We already have some tools that will build a list of document titles and
associated URLS so you get something that looks like (<tab> is the ASCII
tab character):
What's New With NCSA
Mosaic<tab>http://www.ncsa.uiuc.edu/SDG/Software/Mosaic/Docs/whats-new.html
We can search on a list like this (just the titles or titles and URLs) on
our local server which has turned out to be quite simple and fast. Simply
extending this list to include <A HREF> items makes it extremely easy to
find items on your *local* server or local links to documents on other
servers as long as the link name isn't something like "here." For local
servers this can be extended to include <A NAME> tags.

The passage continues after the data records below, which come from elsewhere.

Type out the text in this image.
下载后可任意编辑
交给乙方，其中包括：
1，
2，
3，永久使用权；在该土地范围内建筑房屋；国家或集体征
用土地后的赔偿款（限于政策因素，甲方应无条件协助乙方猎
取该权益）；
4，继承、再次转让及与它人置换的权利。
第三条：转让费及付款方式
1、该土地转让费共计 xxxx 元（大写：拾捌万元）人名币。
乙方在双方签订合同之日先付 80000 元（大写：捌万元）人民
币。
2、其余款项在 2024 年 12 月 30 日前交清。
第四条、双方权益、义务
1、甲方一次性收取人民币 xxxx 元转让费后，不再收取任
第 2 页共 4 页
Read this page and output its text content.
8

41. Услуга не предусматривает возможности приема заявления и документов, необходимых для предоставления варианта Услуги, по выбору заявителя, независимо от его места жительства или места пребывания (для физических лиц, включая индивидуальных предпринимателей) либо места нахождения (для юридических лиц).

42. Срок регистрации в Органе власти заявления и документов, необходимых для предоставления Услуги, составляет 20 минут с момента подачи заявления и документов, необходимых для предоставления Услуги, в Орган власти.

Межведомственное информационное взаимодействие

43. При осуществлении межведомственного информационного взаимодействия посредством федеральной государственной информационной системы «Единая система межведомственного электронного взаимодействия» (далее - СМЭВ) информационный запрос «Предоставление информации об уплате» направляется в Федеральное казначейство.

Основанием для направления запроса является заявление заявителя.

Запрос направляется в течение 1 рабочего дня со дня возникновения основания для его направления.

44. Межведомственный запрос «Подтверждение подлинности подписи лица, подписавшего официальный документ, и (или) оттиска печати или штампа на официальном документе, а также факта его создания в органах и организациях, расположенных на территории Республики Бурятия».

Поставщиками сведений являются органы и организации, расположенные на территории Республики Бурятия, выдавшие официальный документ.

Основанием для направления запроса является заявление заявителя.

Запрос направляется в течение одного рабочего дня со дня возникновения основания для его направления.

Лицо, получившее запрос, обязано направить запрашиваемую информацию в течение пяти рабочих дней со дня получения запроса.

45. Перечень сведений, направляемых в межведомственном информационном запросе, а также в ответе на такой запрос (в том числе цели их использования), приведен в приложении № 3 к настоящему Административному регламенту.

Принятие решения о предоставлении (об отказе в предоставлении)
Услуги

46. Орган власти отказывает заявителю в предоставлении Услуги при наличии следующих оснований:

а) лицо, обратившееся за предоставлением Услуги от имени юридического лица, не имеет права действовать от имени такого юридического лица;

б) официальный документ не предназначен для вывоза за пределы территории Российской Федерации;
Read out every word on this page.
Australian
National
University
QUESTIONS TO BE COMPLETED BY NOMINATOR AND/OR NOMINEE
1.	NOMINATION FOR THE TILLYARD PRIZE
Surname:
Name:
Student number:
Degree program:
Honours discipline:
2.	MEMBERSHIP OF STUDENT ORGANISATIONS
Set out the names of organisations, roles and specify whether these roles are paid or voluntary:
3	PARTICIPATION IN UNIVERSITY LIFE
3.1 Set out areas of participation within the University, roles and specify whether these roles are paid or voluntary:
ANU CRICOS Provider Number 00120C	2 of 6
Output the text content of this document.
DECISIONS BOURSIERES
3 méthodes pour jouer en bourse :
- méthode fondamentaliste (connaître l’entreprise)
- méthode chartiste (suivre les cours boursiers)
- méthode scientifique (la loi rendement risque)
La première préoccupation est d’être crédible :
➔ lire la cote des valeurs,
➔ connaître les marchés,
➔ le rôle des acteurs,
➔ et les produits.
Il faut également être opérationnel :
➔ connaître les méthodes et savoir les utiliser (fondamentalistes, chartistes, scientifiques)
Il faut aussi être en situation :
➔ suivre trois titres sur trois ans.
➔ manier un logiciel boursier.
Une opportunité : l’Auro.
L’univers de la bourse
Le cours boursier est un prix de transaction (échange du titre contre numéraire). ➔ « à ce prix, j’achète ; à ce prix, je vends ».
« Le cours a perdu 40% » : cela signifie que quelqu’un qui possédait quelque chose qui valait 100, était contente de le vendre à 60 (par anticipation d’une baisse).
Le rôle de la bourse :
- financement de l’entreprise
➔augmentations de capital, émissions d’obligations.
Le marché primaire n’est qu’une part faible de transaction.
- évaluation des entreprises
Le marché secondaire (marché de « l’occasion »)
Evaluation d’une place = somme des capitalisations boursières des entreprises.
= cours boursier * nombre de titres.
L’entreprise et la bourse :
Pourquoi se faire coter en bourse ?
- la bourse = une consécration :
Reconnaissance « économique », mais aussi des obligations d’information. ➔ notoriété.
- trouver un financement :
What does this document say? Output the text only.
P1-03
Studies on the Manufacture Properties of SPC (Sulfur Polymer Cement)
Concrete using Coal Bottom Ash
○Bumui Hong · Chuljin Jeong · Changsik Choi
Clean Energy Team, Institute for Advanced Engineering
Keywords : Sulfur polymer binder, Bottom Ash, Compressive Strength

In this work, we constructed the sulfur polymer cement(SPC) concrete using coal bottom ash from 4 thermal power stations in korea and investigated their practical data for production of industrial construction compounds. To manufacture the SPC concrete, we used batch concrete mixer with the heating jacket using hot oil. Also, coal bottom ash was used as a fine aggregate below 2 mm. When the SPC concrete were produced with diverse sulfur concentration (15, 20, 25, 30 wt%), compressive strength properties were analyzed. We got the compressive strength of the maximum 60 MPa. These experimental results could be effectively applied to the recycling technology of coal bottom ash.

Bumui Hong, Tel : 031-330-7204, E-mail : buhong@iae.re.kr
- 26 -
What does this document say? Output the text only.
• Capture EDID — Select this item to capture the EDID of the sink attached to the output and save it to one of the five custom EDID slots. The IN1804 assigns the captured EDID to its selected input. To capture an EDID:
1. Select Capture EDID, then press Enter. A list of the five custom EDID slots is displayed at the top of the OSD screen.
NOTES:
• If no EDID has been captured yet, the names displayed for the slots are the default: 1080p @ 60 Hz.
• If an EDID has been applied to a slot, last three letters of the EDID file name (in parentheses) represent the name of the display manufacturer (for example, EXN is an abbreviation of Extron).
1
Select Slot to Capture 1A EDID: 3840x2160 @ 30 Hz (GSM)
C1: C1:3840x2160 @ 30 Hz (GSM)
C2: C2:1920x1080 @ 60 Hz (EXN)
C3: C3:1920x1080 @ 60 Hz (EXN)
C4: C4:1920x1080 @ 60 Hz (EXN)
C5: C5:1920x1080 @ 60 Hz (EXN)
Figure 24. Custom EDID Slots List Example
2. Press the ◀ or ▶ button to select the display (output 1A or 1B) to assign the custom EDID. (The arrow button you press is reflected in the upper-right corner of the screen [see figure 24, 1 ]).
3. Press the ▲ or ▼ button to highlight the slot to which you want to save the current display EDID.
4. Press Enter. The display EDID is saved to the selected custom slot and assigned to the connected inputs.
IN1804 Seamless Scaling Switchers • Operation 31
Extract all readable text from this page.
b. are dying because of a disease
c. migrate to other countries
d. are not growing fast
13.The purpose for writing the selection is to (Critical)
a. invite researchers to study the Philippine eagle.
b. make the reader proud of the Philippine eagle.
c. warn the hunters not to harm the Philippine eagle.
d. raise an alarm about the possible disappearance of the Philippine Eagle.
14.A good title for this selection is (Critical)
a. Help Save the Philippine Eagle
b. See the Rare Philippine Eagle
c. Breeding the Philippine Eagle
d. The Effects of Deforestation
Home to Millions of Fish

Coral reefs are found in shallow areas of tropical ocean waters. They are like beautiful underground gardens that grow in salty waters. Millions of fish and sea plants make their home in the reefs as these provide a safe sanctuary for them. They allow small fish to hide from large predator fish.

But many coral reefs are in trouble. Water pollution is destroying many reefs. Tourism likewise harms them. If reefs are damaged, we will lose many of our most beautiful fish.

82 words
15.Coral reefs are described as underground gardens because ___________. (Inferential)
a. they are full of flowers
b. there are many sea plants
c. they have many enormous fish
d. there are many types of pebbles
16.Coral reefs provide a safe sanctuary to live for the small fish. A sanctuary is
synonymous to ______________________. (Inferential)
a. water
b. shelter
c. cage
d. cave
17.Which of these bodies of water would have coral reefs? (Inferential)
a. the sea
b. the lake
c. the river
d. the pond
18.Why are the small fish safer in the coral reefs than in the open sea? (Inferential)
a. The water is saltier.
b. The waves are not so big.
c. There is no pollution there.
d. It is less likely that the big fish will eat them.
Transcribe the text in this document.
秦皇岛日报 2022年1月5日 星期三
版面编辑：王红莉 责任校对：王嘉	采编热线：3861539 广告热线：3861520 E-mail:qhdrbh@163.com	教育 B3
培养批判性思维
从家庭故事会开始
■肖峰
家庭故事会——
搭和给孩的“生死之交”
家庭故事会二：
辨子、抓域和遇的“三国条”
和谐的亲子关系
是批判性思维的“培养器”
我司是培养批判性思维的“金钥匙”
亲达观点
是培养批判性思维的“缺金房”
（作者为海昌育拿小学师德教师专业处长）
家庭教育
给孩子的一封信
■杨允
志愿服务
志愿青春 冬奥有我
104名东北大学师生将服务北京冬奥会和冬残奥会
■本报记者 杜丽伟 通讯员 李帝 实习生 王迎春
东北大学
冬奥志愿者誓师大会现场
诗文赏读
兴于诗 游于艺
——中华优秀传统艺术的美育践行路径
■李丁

Document authors can
include <A NAME> tags to go along with H1-H6 headers to increase hits.
Following existing practices with FTP, Gopher, etc. these lists can be made
available at the root of a Web server with a special file name. It is not
necessary then for a Web robot to do anything besides pick up the one file.
It would probably be useful to separate local links to local files and
local titles from local links to other servers, but a filter program could
do that along with breaking out ftp, telnet, gopher URLs. Meta-indexes
would have to merge these lists to reduce duplication of course.
I would like to be able to see other meta-information included in these
lists such as document author <LINK REV="made"
HREF="mailto:altis@ibeam.intel.com">, language, whether the document
requires authentication, etc. This additional meta-information would
require the file to include the same information returned by the HTTP
server itself.
Much of the above text may be obvious, but I haven't seen it said on this
list, so comment away.
ka